Giuseppe Rosatelli

Giuseppe RosatelliGiuseppe Rosatelli

Ha posato lo zaino a terra un grande personaggio della nostra Sezione e della storia delle truppe alpine italiane. Il maresciallo Giuseppe Rosatelli è stato accompagnato per la sua ultima parata da un picchetto d’onore. Il giorno del suo funerale, celebrato nella sua parrocchia di Torino, c’erano tanti amici che rappresentavano la sua vita densa di dedizione, rispetto e lavoro. Conobbi il maresciallo facendo ricerche qualche anno fa e da allora ci affezionammo telefonandoci con una certa frequenza. Scrissi di lui molte volte, vorrei riportare una sua biografia che tanto gli piacque, è il mio modo per salutarlo.- In casa sua tutto è al suo posto.
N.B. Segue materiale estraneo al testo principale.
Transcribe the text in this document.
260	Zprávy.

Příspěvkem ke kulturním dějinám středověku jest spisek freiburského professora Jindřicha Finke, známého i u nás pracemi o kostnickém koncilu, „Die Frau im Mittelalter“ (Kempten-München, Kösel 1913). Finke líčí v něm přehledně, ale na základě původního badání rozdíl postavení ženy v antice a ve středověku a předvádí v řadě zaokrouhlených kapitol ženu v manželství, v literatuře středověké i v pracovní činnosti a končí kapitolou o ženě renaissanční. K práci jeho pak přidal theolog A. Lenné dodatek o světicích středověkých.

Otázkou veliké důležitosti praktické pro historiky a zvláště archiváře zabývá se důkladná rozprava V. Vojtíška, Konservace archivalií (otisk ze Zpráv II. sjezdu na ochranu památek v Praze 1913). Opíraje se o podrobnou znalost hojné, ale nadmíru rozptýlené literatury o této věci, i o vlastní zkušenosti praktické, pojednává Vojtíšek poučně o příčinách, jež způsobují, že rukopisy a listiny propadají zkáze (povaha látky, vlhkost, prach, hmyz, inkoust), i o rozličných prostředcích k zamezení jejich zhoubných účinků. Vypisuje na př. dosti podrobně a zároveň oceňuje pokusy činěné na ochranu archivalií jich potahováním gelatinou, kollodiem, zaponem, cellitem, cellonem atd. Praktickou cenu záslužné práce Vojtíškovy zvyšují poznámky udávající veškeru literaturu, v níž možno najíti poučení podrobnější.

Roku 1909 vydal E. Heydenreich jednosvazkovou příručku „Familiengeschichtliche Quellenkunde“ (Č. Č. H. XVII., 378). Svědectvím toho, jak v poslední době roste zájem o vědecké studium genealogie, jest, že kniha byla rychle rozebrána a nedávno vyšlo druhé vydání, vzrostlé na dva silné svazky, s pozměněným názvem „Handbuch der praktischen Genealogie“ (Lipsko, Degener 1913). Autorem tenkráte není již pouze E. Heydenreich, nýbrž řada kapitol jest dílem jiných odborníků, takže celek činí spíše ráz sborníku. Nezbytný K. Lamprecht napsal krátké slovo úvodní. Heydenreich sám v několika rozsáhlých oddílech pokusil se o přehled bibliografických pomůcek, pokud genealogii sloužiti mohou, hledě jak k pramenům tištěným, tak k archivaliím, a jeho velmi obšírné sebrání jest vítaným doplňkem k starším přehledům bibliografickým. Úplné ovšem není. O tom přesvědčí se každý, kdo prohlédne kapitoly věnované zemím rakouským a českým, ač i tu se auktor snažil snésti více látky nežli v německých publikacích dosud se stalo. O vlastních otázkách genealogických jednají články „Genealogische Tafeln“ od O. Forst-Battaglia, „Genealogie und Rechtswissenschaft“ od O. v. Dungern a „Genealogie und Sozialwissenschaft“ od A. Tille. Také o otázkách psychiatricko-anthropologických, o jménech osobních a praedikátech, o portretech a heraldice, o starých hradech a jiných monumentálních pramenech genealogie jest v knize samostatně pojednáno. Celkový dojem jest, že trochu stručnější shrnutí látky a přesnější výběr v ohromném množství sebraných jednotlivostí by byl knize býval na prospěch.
Il cappello alpino, le fotografie della famiglia, i ricordi trovano spazio tra le librerie e i mobili. E’ il suo mondo pieno d’ordine. Ordine; non c’è altra parola per descrivere Rosatelli. Ordine nella vita, nei pensieri, nell’agire. Ordine d’idee e carattere. Grazie a lui, e alla sua infinita memoria, ho riscoperto che le guerre lontane, raccontate da un protagonista, sono immediatamente più vicine. Arruolata negli alpini a Torino nel 1936 fu chiamato alla prima prova in armi. Dove? In Africa. Nell’inesplicabile, e il più delle volte incomprensibile, decisione degli stati maggiori ecco gli alpini buttati nella sabbia. Furono giorni di cruento combattimento e a fatica conquistò la strada verso Dessiè. Per Rosatelli dopo il rientro in patria fu un periodo tranquillo nuovamente tra i monti. Ecco una nuova guerra. contro al Francia e dopo la resa a Domodossola per controllare la frontiera. L’avventura militare non si fermo così, anzi. Nel 1942 partì per la Croazia, addio Italia nuovamente. L’8 settembre del 1943, fu fatto prigioniero dai tedeschi e immediatamente deportato.

L’attività di Rosatelli riprese come maresciallo, dopo guerra, negli uffici del Reggimento. Ufficiali superiori, soldati di leva, tutti hanno combattuto contro la sua implacabile pignoleria, il suo ordine e la sua superiore intransigenza verso le regole. Arrivato al congedo, sprigionò la sua volontà di ricordare gli uomini caduti in guerra. Prima a Exilles con la costruzione della Cappella votiva e la fontana, poi a Torino con il rifacimento del parco della rimembranza. Uomo tutto d’un pezzo nel giusto ordine.